Even with \(O(N)\) steps, millions of points are heavy. Inducing point methods summarize the dataset with \(M\) pseudo-inputs (\(M \ll N\)), so only \(M\) parameters are learned.

In the authors’ inducing point SGD, both mean and sample objectives are expressed in terms of \(M\)-dimensional representer weights, cutting per-step cost to \(O(SM)\) (for \(S\) samples). This allows hundreds of thousands of inducing points, approximating the full GP closely while remaining fast.

The Magic of Benign Non-Convergence

SGD’s convergence pattern is strikingly different from CG’s.

Figure 3: Convergence curves: CG rapidly reduces parameter-space error (Euclidean, RKHS), while SGD barely moves there. Yet SGD’s test RMSE drops quickly to match optimal performance.

Figure 3: Despite slow convergence in parameter space, SGD’s predictive accuracy rapidly reaches optimal levels.

Why? The authors split input space into:

1. Prior Region

Far from data, kernel similarity \(k(x_i, x_{\text{test}}) \approx 0\). Both exact and SGD-approximated posteriors revert to the prior: zero error.

2. Interpolation Region

Near data, prediction is crucial. A spectral decomposition of the kernel matrix yields basis functions:

\[ u^{(i)}(\cdot) = \sum_{j=1}^N \frac{U_{ji}}{\sqrt{\lambda_i}} k(x_j, \cdot) \]

Large-eigenvalue basis functions are concentrated in data-rich regions. Theory (Proposition 1) shows SGD converges fast along directions with large \(\lambda_i\):

\[ \|\operatorname{proj}_{u^{(i)}} \mu_{f|y} - \operatorname{proj}_{u^{(i)}} \mu_{\text{SGD}}\|_{H_k} \le \frac{1}{\sqrt{\lambda_i}} (\text{error terms shrinking as } t^{-1}) \]

Thus, SGD gets these important directions right quickly.

3. Extrapolation Region

Between prior and interpolation regions, small-\(\lambda_i\) basis functions dominate.

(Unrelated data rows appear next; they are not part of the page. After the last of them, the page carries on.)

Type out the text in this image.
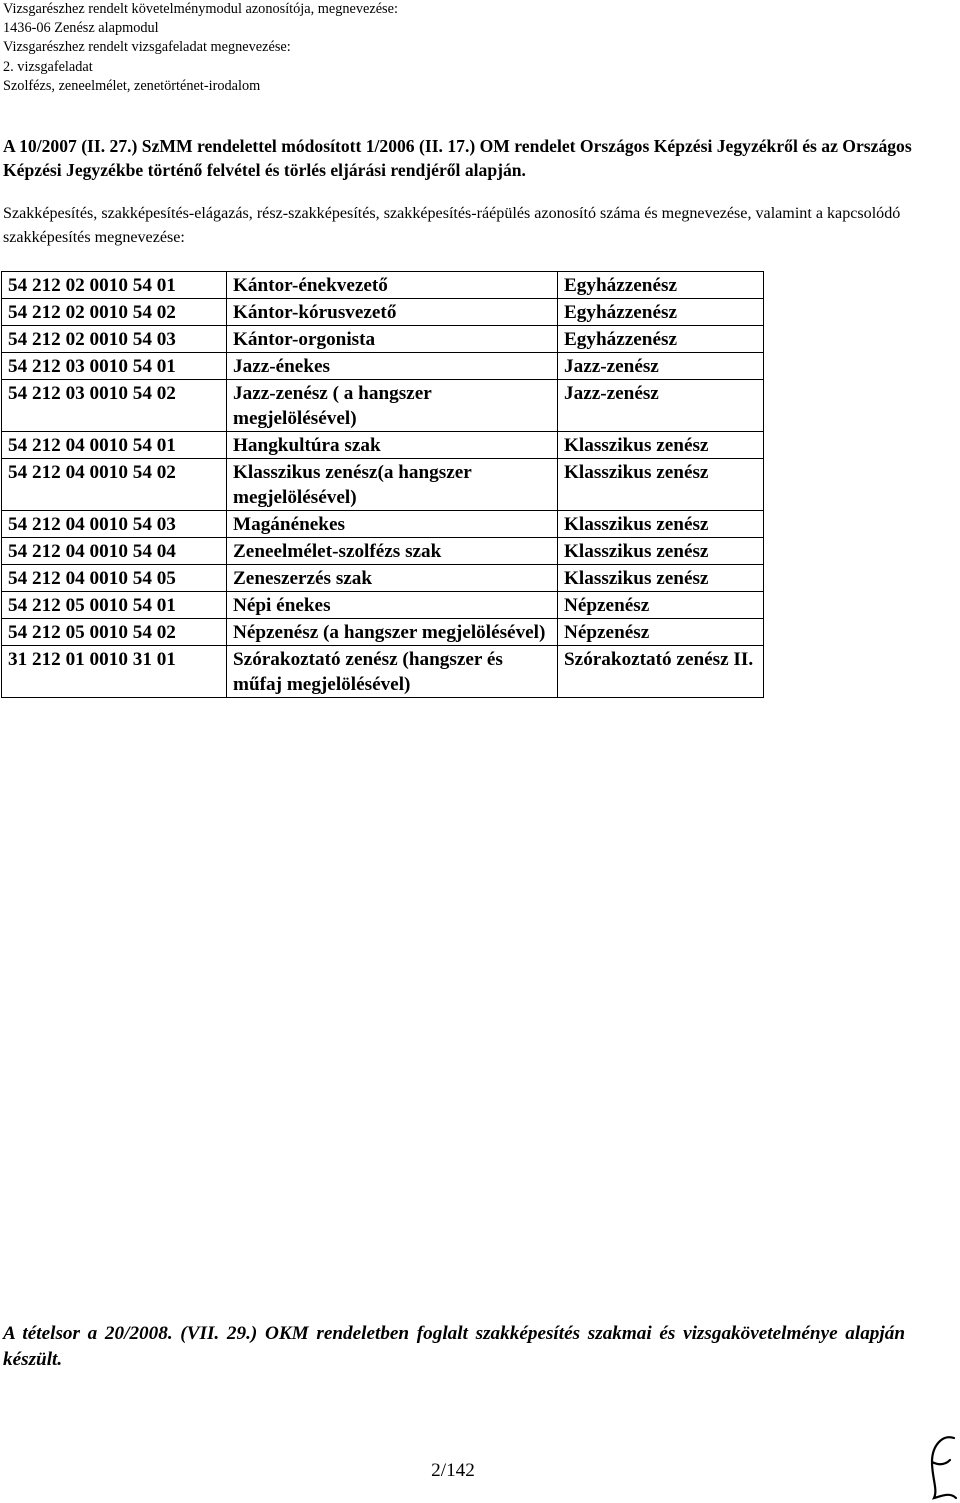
Vizsgarészhez rendelt követelménymodul azonosítója, megnevezése:
1436-06 Zenész alapmodul
Vizsgarészhez rendelt vizsgafeladat megnevezése:
2. vizsgafeladat
Szolfézs, zeneelmélet, zenetörténet-irodalom
A 10/2007 (II. 27.) SzMM rendelettel módosított 1/2006 (II. 17.) OM rendelet Országos Képzési Jegyzékről és az Országos Képzési Jegyzékbe történő felvétel és törlés eljárási rendjéről alapján.
Szakképesítés, szakképesítés-elágazás, rész-szakképesítés, szakképesítés-ráépülés azonosító száma és megnevezése, valamint a kapcsolódó szakképesítés megnevezése:
54 212 02 0010 54 01	Kántor-énekvezető	Egyházzenész
54 212 02 0010 54 02	Kántor-kórusvezető	Egyházzenész
54 212 02 0010 54 03	Kántor-orgonista	Egyházzenész
54 212 03 0010 54 01	Jazz-énekes	Jazz-zenész
54 212 03 0010 54 02	Jazz-zenész ( a hangszer megjelölésével)	Jazz-zenész
54 212 04 0010 54 01	Hangkultúra szak	Klasszikus zenész
54 212 04 0010 54 02	Klasszikus zenész(a hangszer megjelölésével)	Klasszikus zenész
54 212 04 0010 54 03	Magánénekes	Klasszikus zenész
54 212 04 0010 54 04	Zeneelmélet-szolfézs szak	Klasszikus zenész
54 212 04 0010 54 05	Zeneszerzés szak	Klasszikus zenész
54 212 05 0010 54 01	Népi énekes	Népzenész
54 212 05 0010 54 02	Népzenész (a hangszer megjelölésével)	Népzenész
31 212 01 0010 31 01	Szórakoztató zenész (hangszer és műfaj megjelölésével)	Szórakoztató zenész II.
A tételsor a 20/2008. (VII. 29.) OKM rendeletben foglalt szakképesítés szakmai és vizsgakövetelménye alapján készült.
2/142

SGD converges slowly here, creating large RKHS error in Figure 3. But since little data exists here, errors have negligible impact on predictions—benign non-convergence.

Figure 4: SGD posterior vs exact GP, showing low Wasserstein-2 distance in prior & interpolation regions; errors concentrate at data boundaries. Spectral basis functions (bottom): low-index functions live in interpolation regions, high-index in extrapolation.

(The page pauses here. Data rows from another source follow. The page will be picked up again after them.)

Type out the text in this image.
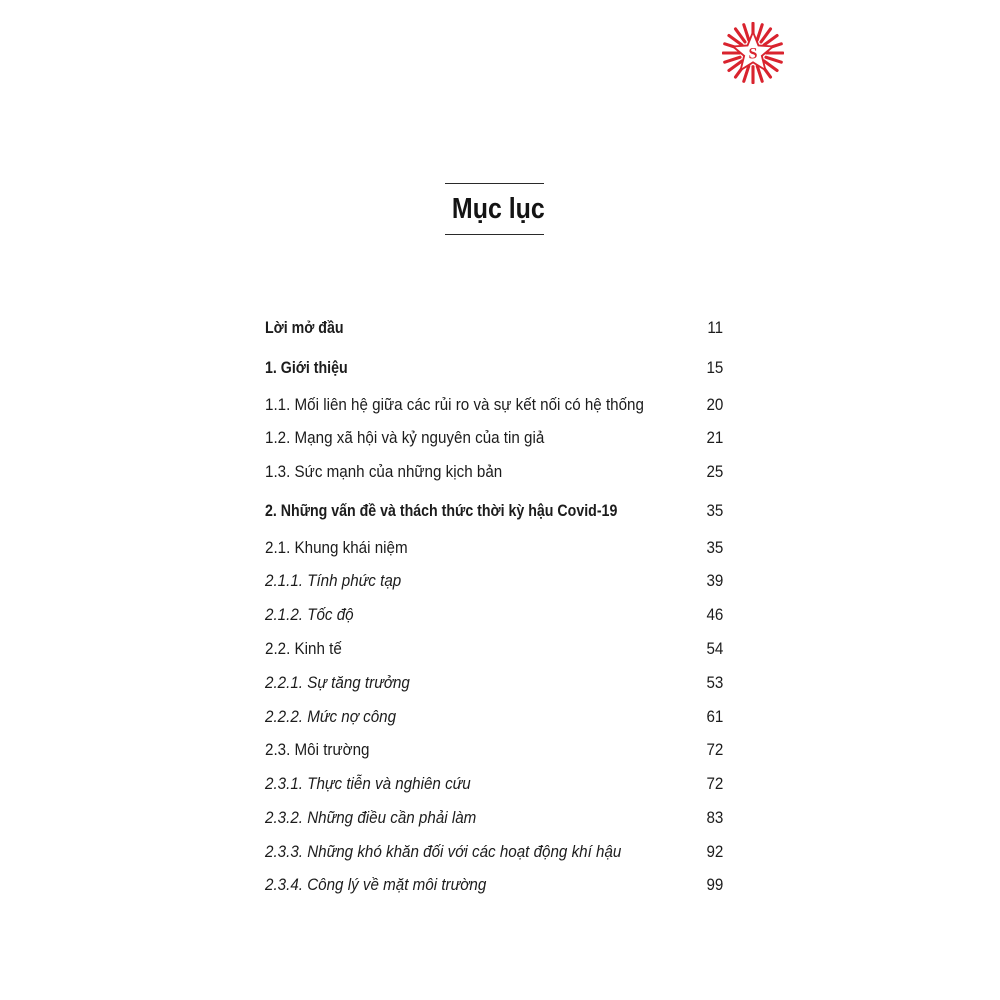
S
Mục lục
Lời mở đầu	11
1. Giới thiệu	15
1.1. Mối liên hệ giữa các rủi ro và sự kết nối có hệ thống	20
1.2. Mạng xã hội và kỷ nguyên của tin giả	21
1.3. Sức mạnh của những kịch bản	25
2. Những vấn đề và thách thức thời kỳ hậu Covid-19	35
2.1. Khung khái niệm	35
2.1.1. Tính phức tạp	39
2.1.2. Tốc độ	46
2.2. Kinh tế	54
2.2.1. Sự tăng trưởng	53
2.2.2. Mức nợ công	61
2.3. Môi trường	72
2.3.1. Thực tiễn và nghiên cứu	72
2.3.2. Những điều cần phải làm	83
2.3.3. Những khó khăn đối với các hoạt động khí hậu	92
2.3.4. Công lý về mặt môi trường	99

Figure 4: SGD’s high accuracy aligns with interpolation regions; extrapolation errors are benign.

Experimental Evidence

Large-Scale Regression

The authors test on nine datasets (up to 2M points) with a fixed kernel and hyperparameters.

Table 1: Regression results. Smaller datasets: CG may win if run to convergence. Large/low-noise datasets: SGD is more accurate & robust.

Table 1: On large or ill-conditioned datasets, SGD outperforms CG and SVGP in RMSE and NLL.

Figure 5: Test error vs compute time for SGD & CG on large datasets. SGD reaches good solutions faster due to cheap steps, and is robust to ill-conditioned kernels.

Figure 5: In large-scale regimes, SGD beats CG in wall time to good predictions.

High-Stakes Decision-Making: Parallel Thompson Sampling

The authors run large-scale Bayesian optimization with batch Thompson sampling (1000 acquisitions per step). This demands many posterior samples quickly.

Figure 6: Thompson sampling performance under small/large compute budgets. SGD finds higher maxima faster than CG & SVGP, proving utility of its uncertainty estimates.

Figure 6: Under tight compute budgets, SGD achieves the best target function values in less time.

Key Takeaways

This work reframes GP posterior sampling as stochastic optimization, enabling linear-cost sampling with SGD and sublinear cost with inducing points.

Crucially:

  • SGD’s early convergence along high-eigenvalue directions yields fast predictive accuracy.
  • Ill-conditioning affects small-eigenvalue directions, which SGD naturally deprioritizes, making it robust.
  • Benign non-convergence is a blessing in disguise.

By showing that an “imperfect” optimizer can align perfectly with the geometry of the GP posterior, the authors challenge traditional assumptions about convergence and optimality in scalable ML. This opens doors to applying GPs to truly massive datasets and complex sequential decision problems where uncertainty estimates must be fast, accurate, and trustworthy.